Fighting on horseback was originally the prerogative of the privileged – in the case of Europe, the feudal knight. He displayed his wealth and status by the magnificence of his armour, which gradually limited his ability to fight anyone but another mounted knight.

The development of the longbow, the crossbow and finally gunpowder rendered him obsolete on the battlefield. In western Europe, he was replaced by more regular formations, such as, in England, Cromwell’s New Model Army. But their military value was limited, and cavalry never regained its dominance.

In Poland, cavalry continued to play a vital role. The reasons for this range from traditional ethos, social conditions, terrain, the nature of the enemy, to tactical sense and above all training, of man and horse in equal measure. As a result, Polish cavalry units were prized by the likes of Frederick the Great, Napoleon and others, who incorporated them into their own armies, thereby keeping the tradition alive, even when Poland itself had been wiped off the map. That is why, in 1919, the resurgent Polish state was able to field regiments that were able to play such an effective part in seeing off the Bolshevik invasion of Europe in 1920.

The talk will be illustrated with clips showing key points in the training of a cavalryman, and accompanied by a short film illustrating how they fought in 1920.

About the speaker

Adam Zamoyski is a British historian of Polish origin.
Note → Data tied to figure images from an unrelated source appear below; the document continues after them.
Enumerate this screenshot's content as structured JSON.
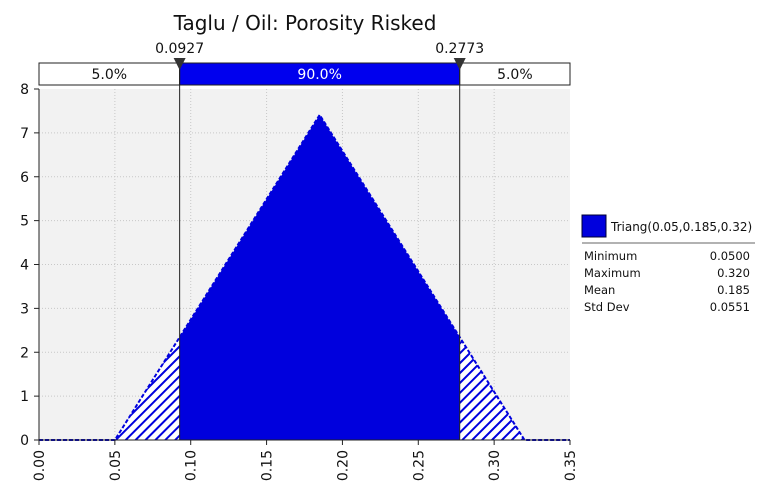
{
  "chart_data": {
    "type": "area",
    "title": "Taglu / Oil: Porosity Risked",
    "distribution": "triangular",
    "x": [
      0.0,
      0.05,
      0.185,
      0.32,
      0.35
    ],
    "y": [
      0,
      0,
      7.41,
      0,
      0
    ],
    "xlim": [
      0.0,
      0.35
    ],
    "ylim": [
      0,
      8
    ],
    "x_ticks": [
      "0.00",
      "0.05",
      "0.10",
      "0.15",
      "0.20",
      "0.25",
      "0.30",
      "0.35"
    ],
    "y_ticks": [
      "0",
      "1",
      "2",
      "3",
      "4",
      "5",
      "6",
      "7",
      "8"
    ],
    "grid": true,
    "delimiters": {
      "left_value": 0.0927,
      "left_label": "0.0927",
      "right_value": 0.2773,
      "right_label": "0.2773"
    },
    "percent_bar": {
      "left": "5.0%",
      "middle": "90.0%",
      "right": "5.0%"
    },
    "series": [
      {
        "name": "Triang(0.05,0.185,0.32)",
        "color": "#0000dd"
      }
    ],
    "legend_position": "right",
    "stats": [
      {
        "label": "Minimum",
        "value": "0.0500"
      },
      {
        "label": "Maximum",
        "value": "0.320"
      },
      {
        "label": "Mean",
        "value": "0.185"
      },
      {
        "label": "Std Dev",
        "value": "0.0551"
      }
    ]
  }
}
He is the author of the bestselling 1812: Napoleon’s Fatal March on Moscow and its sequel, Rites of Peace: The Fall of Napoleon and the Congress of Vienna, as well as several other acclaimed works on key figures and aspects of European history.

His comprehensive history of Poland, The Polish Way, not only featured in the bestseller lists for several weeks when it came out in 1987, but was never out of print, even after it was superseded by Zamoyski’s Poland: A History in 2009. He has also contributed to all the major British papers and periodicals, as well as lecturing widely in England, Europe and the United States.